Für Insider zeigt der Vorgang, wie aufgeheizt die Stimmung in der CDU-FDP-Landesregierung derzeit ist. "Einige Minister sind offenbar nervös, weil sie nicht wissen, ob sie unter dem künftigen Ministerpräsidenten Stefan Mappus ihren Job behalten oder ausgewechselt werden", sagt ein führender CDU-Mann, der nicht genannt werden will. Allgemein wird erwartet, dass Mappus ein Jahr vor der Landtagswahl 2011 kaum Veränderungen vornehmen wird, um die Partei nach dem überraschenden Abschied von Günther Oettinger nicht noch mehr in Unruhe zu bringen. Auf jeden Fall macht Mappus aus seinem Personaltableau bisher ein Geheimnis. Die mögliche Erklärung: Bis zu seiner geplanten Wahl am 28. Januar im Landtag will er kein Risiko eingehen, dass einzelne Regierungsmitglieder vergrätzt werden und damit die einflussreichen CDU-Bezirksverbände mit einer Stimmungsmache beginnen.

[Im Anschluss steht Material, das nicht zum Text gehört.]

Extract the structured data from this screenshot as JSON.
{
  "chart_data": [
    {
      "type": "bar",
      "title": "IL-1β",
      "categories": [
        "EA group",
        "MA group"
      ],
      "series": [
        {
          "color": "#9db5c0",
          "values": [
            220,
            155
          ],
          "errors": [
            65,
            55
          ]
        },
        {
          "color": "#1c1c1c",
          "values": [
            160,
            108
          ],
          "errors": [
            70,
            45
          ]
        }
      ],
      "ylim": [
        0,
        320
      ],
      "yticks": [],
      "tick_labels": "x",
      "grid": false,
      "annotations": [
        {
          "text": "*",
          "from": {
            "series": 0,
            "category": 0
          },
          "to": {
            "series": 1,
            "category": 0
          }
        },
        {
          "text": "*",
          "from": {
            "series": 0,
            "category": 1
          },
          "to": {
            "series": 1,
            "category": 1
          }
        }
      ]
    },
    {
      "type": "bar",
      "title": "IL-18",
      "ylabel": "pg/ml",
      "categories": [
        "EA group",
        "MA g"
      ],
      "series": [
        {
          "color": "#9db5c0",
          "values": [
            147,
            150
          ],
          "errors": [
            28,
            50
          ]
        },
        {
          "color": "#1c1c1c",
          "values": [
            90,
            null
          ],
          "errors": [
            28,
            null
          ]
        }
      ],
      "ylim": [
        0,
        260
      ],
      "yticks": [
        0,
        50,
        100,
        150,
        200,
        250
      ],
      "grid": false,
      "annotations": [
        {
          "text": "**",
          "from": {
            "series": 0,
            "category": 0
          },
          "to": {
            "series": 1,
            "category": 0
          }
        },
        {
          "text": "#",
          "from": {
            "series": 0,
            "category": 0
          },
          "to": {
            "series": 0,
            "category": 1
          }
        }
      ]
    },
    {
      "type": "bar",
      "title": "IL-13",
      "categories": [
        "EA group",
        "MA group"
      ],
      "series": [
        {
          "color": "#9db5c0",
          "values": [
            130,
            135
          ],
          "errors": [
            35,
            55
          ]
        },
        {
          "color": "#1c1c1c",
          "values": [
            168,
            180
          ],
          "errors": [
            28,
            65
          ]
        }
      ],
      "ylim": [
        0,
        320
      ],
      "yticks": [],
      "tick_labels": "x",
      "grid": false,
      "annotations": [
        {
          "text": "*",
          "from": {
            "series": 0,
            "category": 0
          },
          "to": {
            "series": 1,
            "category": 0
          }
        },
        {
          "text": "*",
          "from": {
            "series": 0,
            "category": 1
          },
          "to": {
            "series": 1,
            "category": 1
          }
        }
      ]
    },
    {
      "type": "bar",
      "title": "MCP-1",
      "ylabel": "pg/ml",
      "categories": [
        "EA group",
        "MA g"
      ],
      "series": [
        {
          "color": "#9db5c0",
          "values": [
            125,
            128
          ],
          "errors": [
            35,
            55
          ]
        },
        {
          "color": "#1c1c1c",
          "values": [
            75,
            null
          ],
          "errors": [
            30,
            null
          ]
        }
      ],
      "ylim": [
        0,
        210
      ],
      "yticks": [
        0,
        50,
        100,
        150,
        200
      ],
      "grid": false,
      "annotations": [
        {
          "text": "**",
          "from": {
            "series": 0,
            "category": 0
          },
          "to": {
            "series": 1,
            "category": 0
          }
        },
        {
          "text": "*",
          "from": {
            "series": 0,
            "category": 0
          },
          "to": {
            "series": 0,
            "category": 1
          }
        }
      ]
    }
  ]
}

Dass der 58-jährige Stächele weiter dem Landeskabinett angehört, in welcher Funktion auch immer, wird erwartet – zumal er Vorsitzender des einflussreichen Bezirksverbands CDU Südbaden ist. Nur zu gerne hätte Stächele heute bei der Haushaltsdebatte im Landtag das Wort ergriffen, um den schlechten Eindruck seines Auftritts vom Dezember zu korrigieren. Schon in den vergangenen Tagen machte er mehrfach mit Sparvorschlägen von sich reden. Mal regte er an, man könne dank der Föderalismusreform die Grunderwerbsteuer erhöhen, was 200 Millionen Euro Mehreinnahmen pro Jahr bringen würde. Ein anderes Mal schlug Stächele vor, man müsse das Landeserziehungsgeld auf den Prüfstand stellen. Wieder ein anderes Mal dachte er laut darüber nach, angesichts sinkender Schülerzahlen endlich den Mut zu haben, Lehrerstellen zu streichen. "Es ergibt sich zwangsläufig ein geringerer Bedarf an Lehrkräften." Das Ziel, so seine Botschaft, sei die Senkung der dramatischen Personalkosten des Landes. Allein für 2010 machen sie rund 40 Prozent des Landeshaushalts aus.

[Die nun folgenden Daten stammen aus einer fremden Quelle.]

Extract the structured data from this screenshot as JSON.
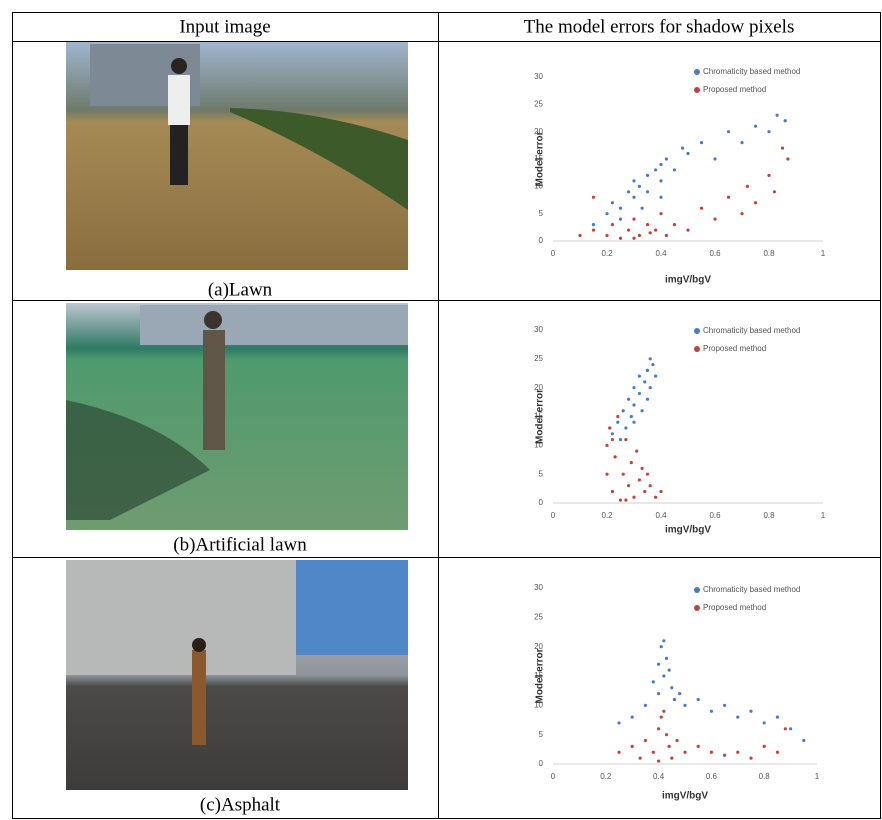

Das Problem: Welchen Sparvorschlag der Finanzminister auch auf den Tisch legte, er erntete Ablehnung. Und das macht Stächele und sein Gefolge zunehmend mürrisch. "Einfach nur Nein zu sagen und keine Alternativen zum Sparen aufzuzeigen, bringt uns nicht weiter", heißt es aus seinem Ministerium an die Adresse der Kritiker. So warten sie gespannt auf den Auftritt des Ministerpräsidenten heute im Landtag bei der Haushaltsdebatte. "Oettinger wird eine präsidiale Rede halten und dazu aufrufen, sein Ziel der Nullverschuldung au Dauer nicht aus den Augen zu verlieren", vermutet ein Insider, "aber wir müssen es umsetzen, wenn er längst in Brüssel ist".